On Tue, 17 Aug 2010 14:13:26 +0200 Mathieu Bridon <bochecha@fedoraproject.org> wrote:
However, some concerns were raised about the fnmatch module not being the correct place to do that, if the goal is to mimic shell behavior. Expansion would have to be done before, generating the list of patterns that would then be given to fnmatch.
I don't think mimicking shell behaviour should be a design goal of fnmatch or any other stdlib module. Shells are multiple and, besides, users are generally not interested in reproducing shell behaviour when they use Python; they simply are looking for useful functionality. IMO, fnmatch is the right place for such an enhancement. (and, as the doc states, “glob uses fnmatch() to match pathname segments”).

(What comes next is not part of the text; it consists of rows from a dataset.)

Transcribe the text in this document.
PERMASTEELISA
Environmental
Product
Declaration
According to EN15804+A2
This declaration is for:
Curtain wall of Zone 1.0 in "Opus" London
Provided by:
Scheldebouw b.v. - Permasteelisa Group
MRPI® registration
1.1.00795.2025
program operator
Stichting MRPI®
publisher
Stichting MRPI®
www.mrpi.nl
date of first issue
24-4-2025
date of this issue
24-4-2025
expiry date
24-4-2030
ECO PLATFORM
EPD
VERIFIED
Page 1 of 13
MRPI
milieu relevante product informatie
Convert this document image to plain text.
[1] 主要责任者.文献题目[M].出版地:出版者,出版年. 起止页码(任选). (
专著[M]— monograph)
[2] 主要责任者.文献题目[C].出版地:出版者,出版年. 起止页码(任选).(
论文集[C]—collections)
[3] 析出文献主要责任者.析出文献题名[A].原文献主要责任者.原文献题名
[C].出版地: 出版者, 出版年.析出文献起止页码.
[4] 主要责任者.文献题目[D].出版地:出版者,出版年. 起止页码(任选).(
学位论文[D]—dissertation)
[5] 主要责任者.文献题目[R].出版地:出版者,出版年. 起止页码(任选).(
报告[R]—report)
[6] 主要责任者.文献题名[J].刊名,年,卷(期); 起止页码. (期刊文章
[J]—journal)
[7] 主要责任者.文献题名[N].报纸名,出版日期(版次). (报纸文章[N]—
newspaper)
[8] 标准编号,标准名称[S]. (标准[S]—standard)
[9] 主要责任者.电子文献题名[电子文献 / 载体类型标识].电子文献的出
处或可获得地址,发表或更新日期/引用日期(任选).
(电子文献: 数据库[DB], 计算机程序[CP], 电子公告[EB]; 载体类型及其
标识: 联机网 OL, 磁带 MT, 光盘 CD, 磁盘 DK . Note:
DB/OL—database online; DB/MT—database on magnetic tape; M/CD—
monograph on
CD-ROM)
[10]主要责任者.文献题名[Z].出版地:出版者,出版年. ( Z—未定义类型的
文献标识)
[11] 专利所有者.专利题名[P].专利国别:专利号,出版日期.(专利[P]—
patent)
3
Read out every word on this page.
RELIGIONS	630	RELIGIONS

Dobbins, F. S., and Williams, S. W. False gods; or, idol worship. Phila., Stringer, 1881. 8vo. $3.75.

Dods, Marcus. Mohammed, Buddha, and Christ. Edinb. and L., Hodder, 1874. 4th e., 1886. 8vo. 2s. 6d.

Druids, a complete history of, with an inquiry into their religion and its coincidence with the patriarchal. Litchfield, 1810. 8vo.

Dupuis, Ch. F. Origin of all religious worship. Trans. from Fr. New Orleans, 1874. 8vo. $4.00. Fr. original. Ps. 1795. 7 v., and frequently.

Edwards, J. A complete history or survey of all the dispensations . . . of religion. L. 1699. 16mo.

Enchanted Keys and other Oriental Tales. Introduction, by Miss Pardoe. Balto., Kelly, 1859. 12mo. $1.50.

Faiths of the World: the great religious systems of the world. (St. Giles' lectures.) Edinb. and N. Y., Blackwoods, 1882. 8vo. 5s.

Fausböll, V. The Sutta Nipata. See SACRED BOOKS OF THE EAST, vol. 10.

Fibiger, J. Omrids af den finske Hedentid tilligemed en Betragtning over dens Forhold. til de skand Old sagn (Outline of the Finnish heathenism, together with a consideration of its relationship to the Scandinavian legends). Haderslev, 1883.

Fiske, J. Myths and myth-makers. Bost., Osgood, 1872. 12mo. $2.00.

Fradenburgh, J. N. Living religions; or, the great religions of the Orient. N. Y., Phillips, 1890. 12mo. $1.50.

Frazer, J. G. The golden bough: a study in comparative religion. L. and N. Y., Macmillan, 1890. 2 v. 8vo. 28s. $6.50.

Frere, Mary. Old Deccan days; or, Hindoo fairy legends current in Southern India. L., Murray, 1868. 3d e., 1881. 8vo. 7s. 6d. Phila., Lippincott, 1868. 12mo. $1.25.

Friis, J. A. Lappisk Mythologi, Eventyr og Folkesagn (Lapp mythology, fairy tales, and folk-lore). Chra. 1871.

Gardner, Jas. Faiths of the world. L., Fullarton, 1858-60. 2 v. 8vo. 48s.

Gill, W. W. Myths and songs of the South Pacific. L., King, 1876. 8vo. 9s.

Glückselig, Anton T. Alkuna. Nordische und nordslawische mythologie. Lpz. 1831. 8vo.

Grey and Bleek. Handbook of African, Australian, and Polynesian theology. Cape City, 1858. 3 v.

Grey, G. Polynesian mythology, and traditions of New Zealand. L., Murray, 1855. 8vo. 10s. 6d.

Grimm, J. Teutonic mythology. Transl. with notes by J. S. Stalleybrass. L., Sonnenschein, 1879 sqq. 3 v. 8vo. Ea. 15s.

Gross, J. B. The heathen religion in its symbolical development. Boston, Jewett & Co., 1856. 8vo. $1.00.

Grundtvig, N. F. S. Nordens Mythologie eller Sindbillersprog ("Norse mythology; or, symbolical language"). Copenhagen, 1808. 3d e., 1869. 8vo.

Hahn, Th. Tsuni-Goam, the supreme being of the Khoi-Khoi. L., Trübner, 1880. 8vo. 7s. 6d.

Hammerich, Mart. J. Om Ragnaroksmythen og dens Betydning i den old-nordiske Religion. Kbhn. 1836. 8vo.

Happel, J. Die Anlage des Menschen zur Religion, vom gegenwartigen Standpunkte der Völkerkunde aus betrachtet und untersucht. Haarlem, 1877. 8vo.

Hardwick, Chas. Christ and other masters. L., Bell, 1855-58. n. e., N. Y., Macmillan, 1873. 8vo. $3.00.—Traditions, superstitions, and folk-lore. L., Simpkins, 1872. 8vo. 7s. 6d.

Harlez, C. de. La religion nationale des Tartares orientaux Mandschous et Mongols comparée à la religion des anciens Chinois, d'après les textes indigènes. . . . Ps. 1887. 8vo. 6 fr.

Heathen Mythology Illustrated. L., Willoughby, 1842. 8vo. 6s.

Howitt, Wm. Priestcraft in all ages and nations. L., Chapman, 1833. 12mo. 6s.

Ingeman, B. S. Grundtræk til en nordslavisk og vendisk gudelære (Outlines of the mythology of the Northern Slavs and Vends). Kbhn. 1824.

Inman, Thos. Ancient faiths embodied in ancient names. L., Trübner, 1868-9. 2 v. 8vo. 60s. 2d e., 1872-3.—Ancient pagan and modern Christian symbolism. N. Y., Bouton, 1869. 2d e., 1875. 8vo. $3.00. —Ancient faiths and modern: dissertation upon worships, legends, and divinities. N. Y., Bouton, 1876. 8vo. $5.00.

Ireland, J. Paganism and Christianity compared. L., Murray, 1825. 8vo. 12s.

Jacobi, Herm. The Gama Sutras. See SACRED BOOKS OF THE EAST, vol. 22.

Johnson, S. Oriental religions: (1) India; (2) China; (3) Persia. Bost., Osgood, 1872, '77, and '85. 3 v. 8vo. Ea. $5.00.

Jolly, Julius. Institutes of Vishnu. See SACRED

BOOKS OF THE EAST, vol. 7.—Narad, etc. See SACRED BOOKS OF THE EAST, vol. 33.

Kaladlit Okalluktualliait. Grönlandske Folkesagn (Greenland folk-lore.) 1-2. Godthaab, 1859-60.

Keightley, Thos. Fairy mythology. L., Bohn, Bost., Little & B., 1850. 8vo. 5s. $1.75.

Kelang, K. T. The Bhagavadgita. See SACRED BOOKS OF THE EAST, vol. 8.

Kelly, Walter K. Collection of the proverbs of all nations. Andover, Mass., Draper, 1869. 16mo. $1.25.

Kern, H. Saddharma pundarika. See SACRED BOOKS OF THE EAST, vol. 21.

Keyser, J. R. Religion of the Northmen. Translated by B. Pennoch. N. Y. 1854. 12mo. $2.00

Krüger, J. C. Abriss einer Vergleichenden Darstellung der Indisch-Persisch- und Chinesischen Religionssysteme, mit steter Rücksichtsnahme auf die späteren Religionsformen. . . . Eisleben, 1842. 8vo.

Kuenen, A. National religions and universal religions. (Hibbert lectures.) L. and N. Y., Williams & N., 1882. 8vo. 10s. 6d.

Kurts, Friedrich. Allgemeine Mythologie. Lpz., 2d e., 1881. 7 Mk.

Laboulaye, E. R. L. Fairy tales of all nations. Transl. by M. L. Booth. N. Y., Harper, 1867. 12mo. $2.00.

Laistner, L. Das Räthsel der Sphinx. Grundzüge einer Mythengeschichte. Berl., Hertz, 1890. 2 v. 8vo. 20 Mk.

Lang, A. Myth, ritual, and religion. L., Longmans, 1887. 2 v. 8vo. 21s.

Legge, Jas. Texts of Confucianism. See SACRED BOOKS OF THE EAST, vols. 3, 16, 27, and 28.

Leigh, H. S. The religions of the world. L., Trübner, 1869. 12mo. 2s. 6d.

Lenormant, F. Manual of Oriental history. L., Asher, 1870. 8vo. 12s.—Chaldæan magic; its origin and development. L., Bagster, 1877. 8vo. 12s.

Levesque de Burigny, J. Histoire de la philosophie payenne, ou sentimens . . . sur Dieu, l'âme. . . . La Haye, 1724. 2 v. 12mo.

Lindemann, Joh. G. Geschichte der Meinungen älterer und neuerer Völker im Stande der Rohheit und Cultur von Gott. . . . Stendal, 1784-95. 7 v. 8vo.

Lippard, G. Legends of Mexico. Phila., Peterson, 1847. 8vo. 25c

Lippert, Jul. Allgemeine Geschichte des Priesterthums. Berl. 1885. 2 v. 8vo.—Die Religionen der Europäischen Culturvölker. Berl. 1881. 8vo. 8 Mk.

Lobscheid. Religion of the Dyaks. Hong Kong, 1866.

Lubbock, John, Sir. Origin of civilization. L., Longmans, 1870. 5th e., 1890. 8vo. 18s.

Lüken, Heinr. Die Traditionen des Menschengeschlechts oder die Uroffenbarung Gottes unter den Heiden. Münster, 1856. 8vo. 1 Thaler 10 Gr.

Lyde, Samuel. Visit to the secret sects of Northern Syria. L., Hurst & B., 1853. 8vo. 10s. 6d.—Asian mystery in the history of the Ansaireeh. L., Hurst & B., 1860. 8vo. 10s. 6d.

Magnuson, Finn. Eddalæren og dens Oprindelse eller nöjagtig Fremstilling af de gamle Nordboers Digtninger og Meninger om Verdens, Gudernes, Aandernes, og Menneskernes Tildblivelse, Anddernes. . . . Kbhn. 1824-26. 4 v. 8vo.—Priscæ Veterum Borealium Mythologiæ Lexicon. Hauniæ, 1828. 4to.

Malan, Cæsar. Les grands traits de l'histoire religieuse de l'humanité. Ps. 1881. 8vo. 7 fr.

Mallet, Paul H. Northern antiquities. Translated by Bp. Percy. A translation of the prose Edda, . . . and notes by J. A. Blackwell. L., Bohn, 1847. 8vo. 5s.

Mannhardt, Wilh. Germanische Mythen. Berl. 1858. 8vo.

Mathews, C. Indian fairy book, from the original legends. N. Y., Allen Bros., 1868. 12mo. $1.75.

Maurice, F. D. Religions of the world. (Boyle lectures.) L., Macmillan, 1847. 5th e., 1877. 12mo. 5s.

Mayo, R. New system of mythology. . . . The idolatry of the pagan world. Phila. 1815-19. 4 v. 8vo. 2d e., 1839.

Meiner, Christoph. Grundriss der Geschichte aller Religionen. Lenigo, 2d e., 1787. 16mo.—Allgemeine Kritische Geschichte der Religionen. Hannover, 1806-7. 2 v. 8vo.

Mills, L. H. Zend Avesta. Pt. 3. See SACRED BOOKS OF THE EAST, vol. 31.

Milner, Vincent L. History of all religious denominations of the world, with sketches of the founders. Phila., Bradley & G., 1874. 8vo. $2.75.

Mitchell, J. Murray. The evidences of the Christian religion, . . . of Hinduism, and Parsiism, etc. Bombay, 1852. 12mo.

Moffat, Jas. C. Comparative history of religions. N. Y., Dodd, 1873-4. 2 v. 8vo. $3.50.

FWIW (i.e not much), my opinion is leaning towards implementing it in glob.py: - add '{' to the magic_check regex - in glob1 (which is called when the pattern 'has_magic'), expand the braces and then call fnmatch.filter() on each resulting pattern
That would respect more what is done in shells like Bash, and it makes it also more straight-forward to implement.
It also introduces a bizarrely inconsistent behaviour in the dubious name of compatibility. Let's not reproduce the quirks of Unix shells, which are hardly a reference in beautiful UI and API design. Regards Antoine.